We would strongly object to the Commission addressing private companies' climate change-related disclosures through its oversight of investment advisers and funds. If the Commission determines that this information should be mandated, it should require the information directly from private companies, not indirectly by imposing disclosure requirements on funds and advisers. Proper sequencing is critical to avoid creating the regulatory conundrum of requiring funds to disclose information about companies that the companies themselves are not required to provide to the funds.
But here’s the punchline – BlackRock:
At present, climate-related information with respect to private issuers is lacking in comparison to what is increasingly available from public issuers. To avoid regulatory arbitrage between public and private market climate-related disclosures, we believe that climate-related disclosure mandates should not be limited to public issuers.
Therefore, we encourage the SEC to explore its existing regulatory authority to mandate climate-related disclosures with respect to large private market issuers. Improving and standardizing climate disclosures across public and private issuers would benefit institutional investors (by increasing information for climate-related assessments), issuers (by avoiding multiple nuanced requests for information from various investors) and asset owners (by expanding transparency and reporting). As an investor in both public and private issuers, this equalized transparency would help us make more informed investment decisions with respect to climate-related issues in both markets.

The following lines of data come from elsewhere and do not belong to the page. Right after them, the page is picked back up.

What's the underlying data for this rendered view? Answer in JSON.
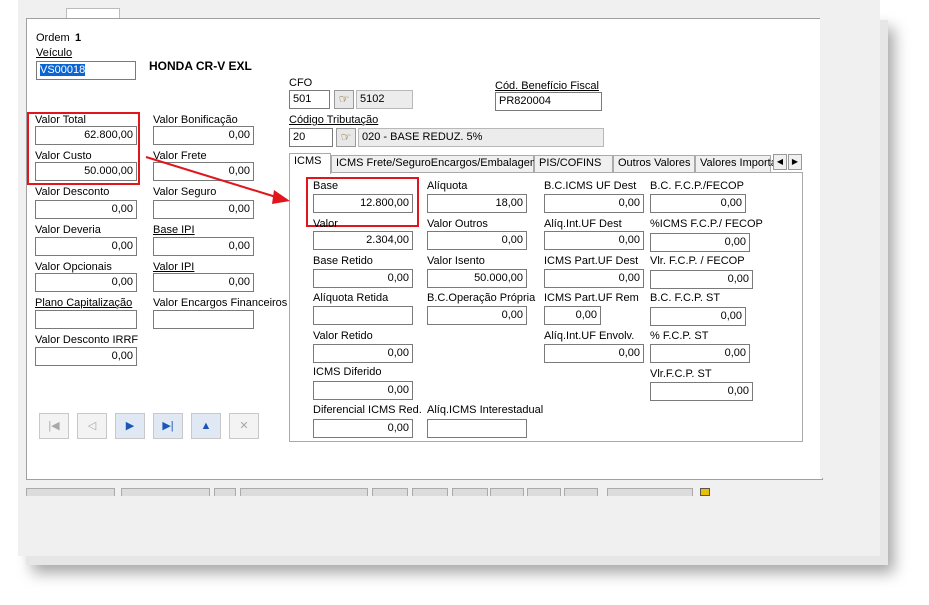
{
  "header": {
    "ordem_label": "Ordem",
    "ordem_value": "1",
    "veiculo_label": "Veículo",
    "veiculo_value": "VS00018",
    "veiculo_desc": "HONDA CR-V EXL"
  },
  "left": {
    "valor_total": {
      "label": "Valor Total",
      "value": "62.800,00"
    },
    "valor_custo": {
      "label": "Valor Custo",
      "value": "50.000,00"
    },
    "valor_desconto": {
      "label": "Valor Desconto",
      "value": "0,00"
    },
    "valor_deveria": {
      "label": "Valor Deveria",
      "value": "0,00"
    },
    "valor_opcionais": {
      "label": "Valor Opcionais",
      "value": "0,00"
    },
    "plano_capitalizacao": {
      "label": "Plano Capitalização",
      "value": ""
    },
    "valor_desconto_irrf": {
      "label": "Valor Desconto IRRF",
      "value": "0,00"
    }
  },
  "mid": {
    "valor_bonificacao": {
      "label": "Valor Bonificação",
      "value": "0,00"
    },
    "valor_frete": {
      "label": "Valor Frete",
      "value": "0,00"
    },
    "valor_seguro": {
      "label": "Valor Seguro",
      "value": "0,00"
    },
    "base_ipi": {
      "label": "Base IPI",
      "value": "0,00"
    },
    "valor_ipi": {
      "label": "Valor IPI",
      "value": "0,00"
    },
    "valor_encargos": {
      "label": "Valor Encargos Financeiros",
      "value": ""
    }
  },
  "fiscal": {
    "cfo_label": "CFO",
    "cfo_value": "501",
    "cfo_desc": "5102",
    "beneficio_label": "Cód. Benefício Fiscal",
    "beneficio_value": "PR820004",
    "tributacao_label": "Código Tributação",
    "tributacao_value": "20",
    "tributacao_desc": "020 - BASE REDUZ. 5%"
  },
  "tabs": [
    "ICMS",
    "ICMS Frete/SeguroEncargos/Embalagem",
    "PIS/COFINS",
    "Outros Valores",
    "Valores Importa"
  ],
  "icms": {
    "base": {
      "label": "Base",
      "value": "12.800,00"
    },
    "valor": {
      "label": "Valor",
      "value": "2.304,00"
    },
    "base_retido": {
      "label": "Base Retido",
      "value": "0,00"
    },
    "aliquota_retida": {
      "label": "Alíquota Retida",
      "value": ""
    },
    "valor_retido": {
      "label": "Valor Retido",
      "value": "0,00"
    },
    "icms_diferido": {
      "label": "ICMS Diferido",
      "value": "0,00"
    },
    "diferencial_icms_red": {
      "label": "Diferencial ICMS Red.",
      "value": "0,00"
    },
    "aliquota": {
      "label": "Alíquota",
      "value": "18,00"
    },
    "valor_outros": {
      "label": "Valor Outros",
      "value": "0,00"
    },
    "valor_isento": {
      "label": "Valor Isento",
      "value": "50.000,00"
    },
    "bc_operacao_propria": {
      "label": "B.C.Operação Própria",
      "value": "0,00"
    },
    "aliq_icms_interestadual": {
      "label": "Alíq.ICMS Interestadual",
      "value": ""
    },
    "bc_icms_uf_dest": {
      "label": "B.C.ICMS UF Dest",
      "value": "0,00"
    },
    "aliq_int_uf_dest": {
      "label": "Alíq.Int.UF Dest",
      "value": "0,00"
    },
    "icms_part_uf_dest": {
      "label": "ICMS Part.UF Dest",
      "value": "0,00"
    },
    "icms_part_uf_rem": {
      "label": "ICMS Part.UF Rem",
      "value": "0,00"
    },
    "aliq_int_uf_envolv": {
      "label": "Alíq.Int.UF Envolv.",
      "value": "0,00"
    },
    "bc_fcp_fecop": {
      "label": "B.C. F.C.P./FECOP",
      "value": "0,00"
    },
    "pct_icms_fcp_fecop": {
      "label": "%ICMS F.C.P./ FECOP",
      "value": "0,00"
    },
    "vlr_fcp_fecop": {
      "label": "Vlr. F.C.P. / FECOP",
      "value": "0,00"
    },
    "bc_fcp_st": {
      "label": "B.C. F.C.P. ST",
      "value": "0,00"
    },
    "pct_fcp_st": {
      "label": "% F.C.P. ST",
      "value": "0,00"
    },
    "vlr_fcp_st": {
      "label": "Vlr.F.C.P. ST",
      "value": "0,00"
    }
  },
  "icons": {
    "lookup": "pointing-hand-icon",
    "first": "skip-first-icon",
    "prev": "prev-icon",
    "next": "next-icon",
    "last": "skip-last-icon",
    "up": "up-icon",
    "cancel": "cancel-icon"
  },
  "colors": {
    "highlight": "#e0161c",
    "selection": "#0a64d2"
  }
}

With no qualifications at all that I can see. That’s a serious eyebrow-raiser, and one that particularly hits home because a few days ago, the Commission announced that Boston College Professor Renee Jones is the new head of Corporate Finance. As has been widely reported, Jones recently published an article about the distortive effect that expansive offering/reporting exemptions have on corporate governance – regular readers may recall that I actually blogged my comments on that article when it was first published. Jones also testified before Congress to make the same arguments.
So, this is a sleeper issue I’m keeping my eye on.
Update: State Street’s letter is now available and, in footnote 5, it indicates it’s also in favor of private company disclosure.